The Prestige Movie 2006
At its core, making movies is a magic act. At its earliest days, cinema were often used as a luxurious, encapsulating way to dazzle and spellbind audiences through the art of editing and photography. Once again, Christopher Nolan pays his respects to the foundations of filmmaking through his work, particularly with his fifth film, The Prestige, which can often be ignored for what it is: one of Christopher Nolan's best, most enrapturing feats.
Boasting two impeccable turns from Christian Bale and Hugh Jackman, The Prestige is the director's twisty, intensely (and inventively) suspenseful mystery-thriller which provides a number of twists and turns, while never using them solely as a cheap way to keep the audience's attention — particularly from its constantly moving slight-of-hand.

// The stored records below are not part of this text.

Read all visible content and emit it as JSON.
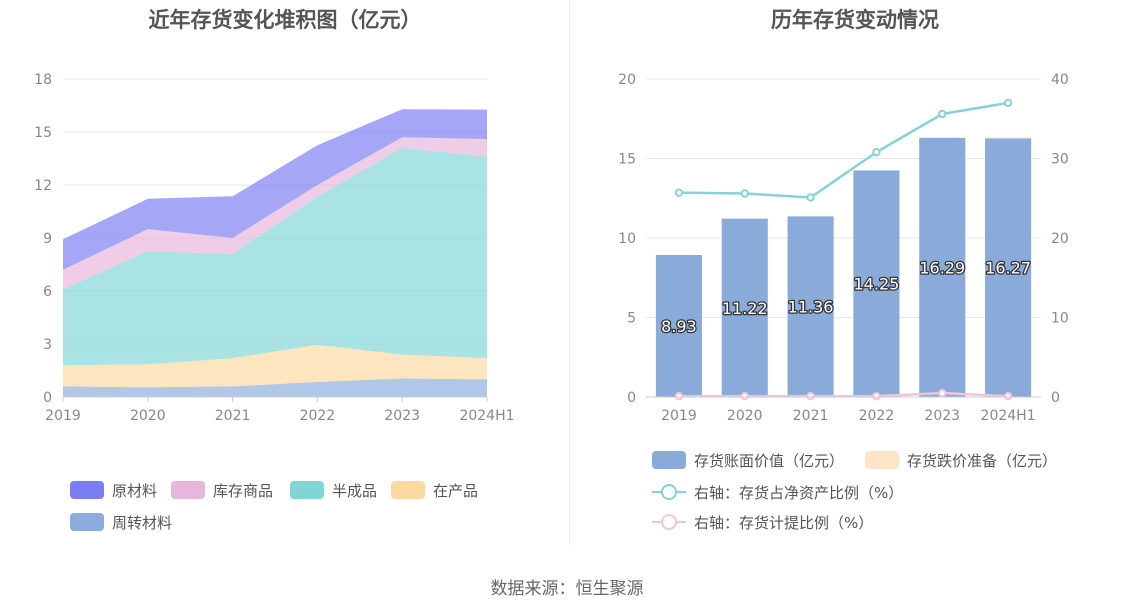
{
  "left_title": "近年存货变化堆积图（亿元）",
  "right_title": "历年存货变动情况",
  "source": "数据来源：恒生聚源",
  "colors": {
    "raw": "#7b7df2",
    "inventory_goods": "#e8b6da",
    "semi": "#82d5d6",
    "wip": "#fcd9a1",
    "revolving": "#8bacdd",
    "bar_book": "#8aaad9",
    "bar_impair": "#fde6c7",
    "line_ratio": "#85d2d8",
    "line_provision": "#f0c4dd"
  },
  "chart_data": [
    {
      "type": "area",
      "stacked": true,
      "title": "近年存货变化堆积图（亿元）",
      "categories": [
        "2019",
        "2020",
        "2021",
        "2022",
        "2023",
        "2024H1"
      ],
      "ylim": [
        0,
        18
      ],
      "yticks": [
        "0",
        "3",
        "6",
        "9",
        "12",
        "15",
        "18"
      ],
      "grid": true,
      "legend_position": "bottom",
      "series": [
        {
          "name": "周转材料",
          "color_key": "revolving",
          "values": [
            0.6,
            0.55,
            0.6,
            0.85,
            1.05,
            1.0
          ]
        },
        {
          "name": "在产品",
          "color_key": "wip",
          "values": [
            1.2,
            1.3,
            1.6,
            2.1,
            1.35,
            1.2
          ]
        },
        {
          "name": "半成品",
          "color_key": "semi",
          "values": [
            4.3,
            6.4,
            5.9,
            8.4,
            11.7,
            11.4
          ]
        },
        {
          "name": "库存商品",
          "color_key": "inventory_goods",
          "values": [
            1.1,
            1.25,
            0.9,
            0.65,
            0.6,
            1.0
          ]
        },
        {
          "name": "原材料",
          "color_key": "raw",
          "values": [
            1.73,
            1.72,
            2.36,
            2.25,
            1.59,
            1.67
          ]
        }
      ],
      "legend_order": [
        "原材料",
        "库存商品",
        "半成品",
        "在产品",
        "周转材料"
      ]
    },
    {
      "type": "bar",
      "title": "历年存货变动情况",
      "categories": [
        "2019",
        "2020",
        "2021",
        "2022",
        "2023",
        "2024H1"
      ],
      "ylim_left": [
        0,
        20
      ],
      "yticks_left": [
        "0",
        "5",
        "10",
        "15",
        "20"
      ],
      "ylim_right": [
        0,
        40
      ],
      "yticks_right": [
        "0",
        "10",
        "20",
        "30",
        "40"
      ],
      "grid": true,
      "legend_position": "bottom",
      "bars": [
        {
          "name": "存货账面价值（亿元）",
          "color_key": "bar_book",
          "values": [
            8.93,
            11.22,
            11.36,
            14.25,
            16.29,
            16.27
          ],
          "labels": [
            "8.93",
            "11.22",
            "11.36",
            "14.25",
            "16.29",
            "16.27"
          ]
        },
        {
          "name": "存货跌价准备（亿元）",
          "color_key": "bar_impair",
          "values": [
            0,
            0,
            0,
            0,
            0.05,
            0.05
          ]
        }
      ],
      "lines": [
        {
          "name": "右轴：存货占净资产比例（%）",
          "color_key": "line_ratio",
          "axis": "right",
          "values": [
            25.7,
            25.6,
            25.1,
            30.8,
            35.6,
            37.0
          ]
        },
        {
          "name": "右轴：存货计提比例（%）",
          "color_key": "line_provision",
          "axis": "right",
          "values": [
            0.1,
            0.1,
            0.1,
            0.1,
            0.5,
            0.1
          ]
        }
      ]
    }
  ]
}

Instead, The Prestige is a dynamic, vigorous look at obsession and deception, reminding viewers of the great wonders and thrills that can come from an incredible bit of magic, while also providing a pulsating, head-spinning look at the world of magic-makers, and how the concept of creating a twist of fate can often leave one removed from what should be obvious in front of them, and how playing God can often make someone disconnected from their own fragile reality. Plus, this is also a wonderfully entertaining movie to boot.
Christopher Nolan is, in many respects, one of our greatest working magicians, creating spellbinding cinematic achievements that constantly dazzle and spellbind audiences of all ages. In that respect, The Prestige is the director's ode to the wonders (and dangers) that come from this deceptive profession, and how the greatest trick that a magician can pull is to make you believe that the impossible is possible, and how fiction can be a reality — at least, in the moment they have you under their spell.